Secrets (Long) OLD POST REPOST

Zara zgirnius at yahoo.com
Fri May 8 18:50:11 UTC 2009


No: HPFGUIDX 186502

> Alla:
> > I do agree though that predicting and analyzing storylines will play a part in being surprised, we indeed probably played out every possible scenario. I wonder whether readers who did not do all that were surprised and changed their opinion of Snape.
 
> Montavilla47:
> I wonder that, too.  I guess I should ask my niece and nephew,
> since they were too young to read the thousands of posts on
> the subject.  

Zara:
I can attest to the fact that both extremes were present in the more casual readership. Online, after DH came out, I saw huge numbers of posts on a forum I belong to from new post-DH members basically saying, "I hated Snape after HBP, he was so mean and so evil, and now that he is dead I am sorry I misjudged him like everyone in the books."

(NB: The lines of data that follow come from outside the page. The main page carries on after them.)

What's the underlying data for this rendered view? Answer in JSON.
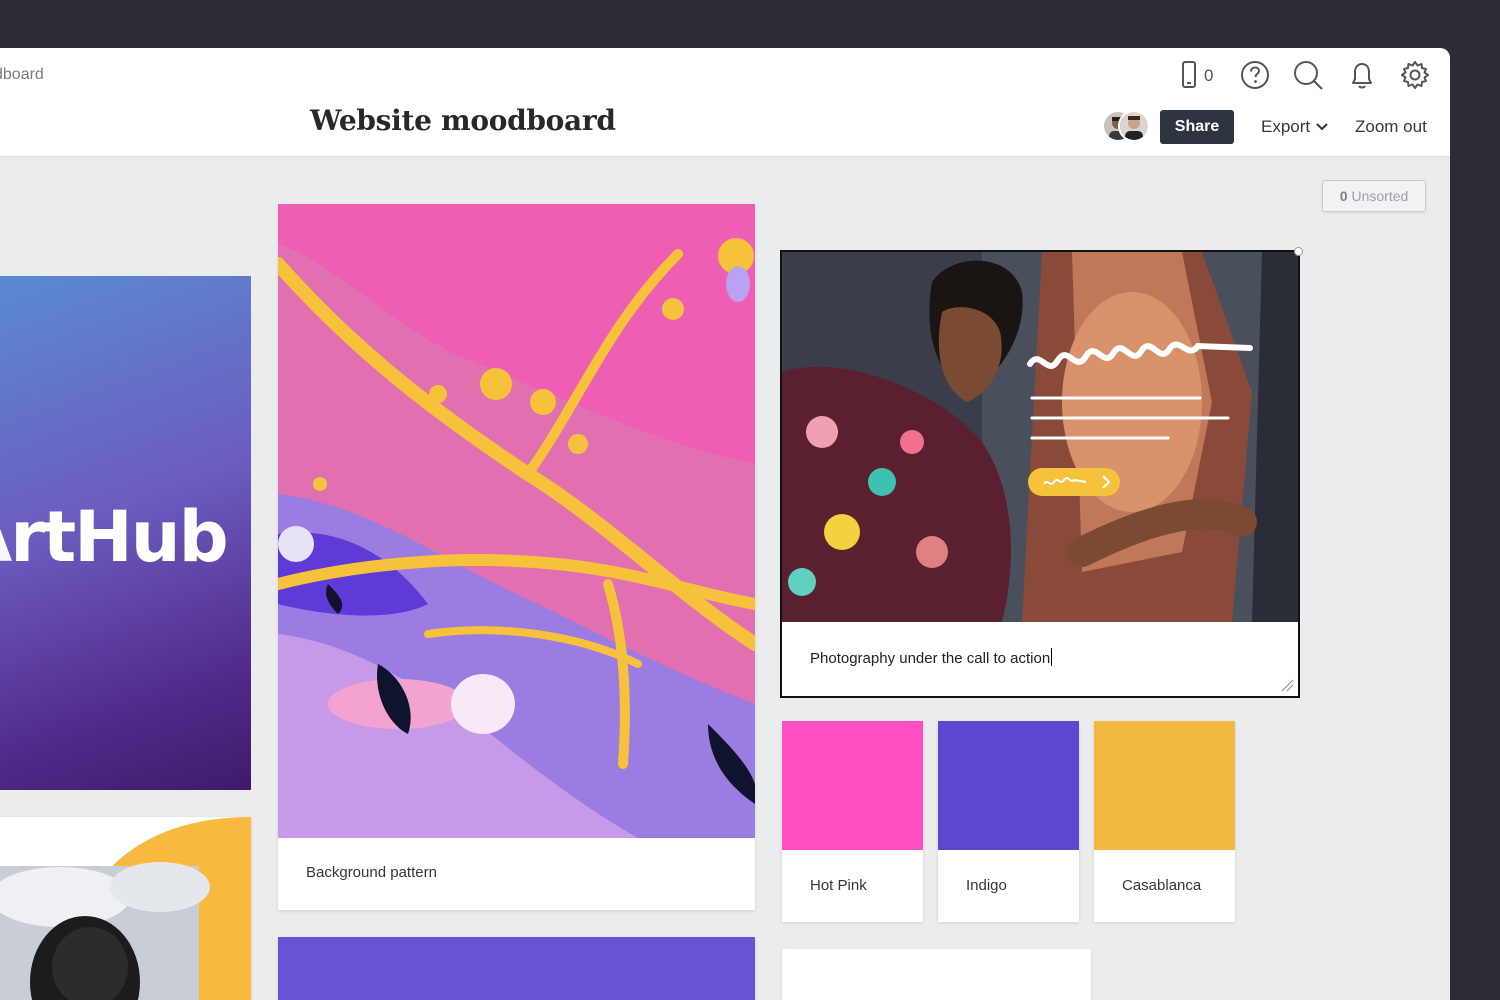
{
  "header": {
    "breadcrumb": "dboard",
    "title": "Website moodboard",
    "phone_count": "0",
    "share_label": "Share",
    "export_label": "Export",
    "zoom_label": "Zoom out",
    "icons": [
      "phone-icon",
      "help-icon",
      "search-icon",
      "bell-icon",
      "gear-icon"
    ]
  },
  "board": {
    "unsorted_count": "0",
    "unsorted_label": "Unsorted",
    "logo_text": "rtHub",
    "cards": {
      "background_caption": "Background pattern",
      "cta_caption": "Photography under the call to action"
    },
    "swatches": [
      {
        "name": "Hot Pink",
        "color": "#ff4fc2"
      },
      {
        "name": "Indigo",
        "color": "#5b48cf"
      },
      {
        "name": "Casablanca",
        "color": "#f1b93f"
      }
    ]
  },
  "colors": {
    "chrome": "#2d2c35",
    "share_button": "#2e3440",
    "canvas": "#ebecee"
  }
}
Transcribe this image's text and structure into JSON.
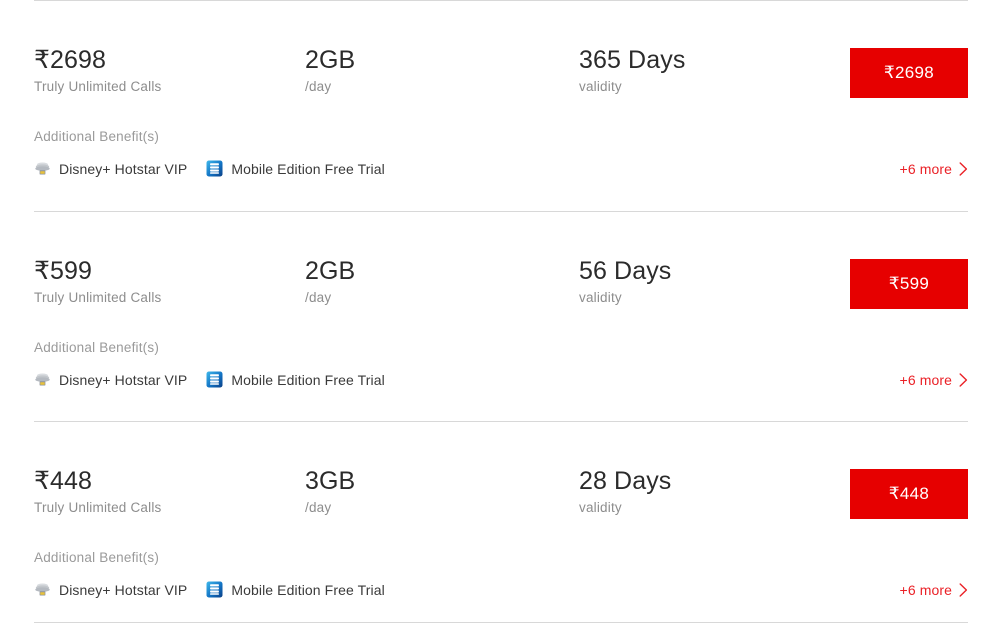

On the other hand, my mother, who has never visited any sort of online forum, was nagged mercilessly by me to try the series. After a year of effort by me, she read GoF (she felt she could skip the first three books because she had to watch the movies with her grandsons before...), admitted it was OK, read OotP, ditto, and read HBP.

Immediately after finishing it, she called me (unusual, we usually talk once a week at a set time) to say two things.

1) THANK YOU, Zara, for making me read these books, now I understand why you like them so much ...

... and...

2) Don't you think Snape is going to be a big hero in the last book? 

Like Jo herself said in an interview, she left clues about Snape throughout the series. Readers with a certain style of reading and thinking or possibly with certain types of other reading experiences in their histories (thrillers, gothics) would pick them up and identify Snape as a spy in deep cover or "gothic hero" type; others might not.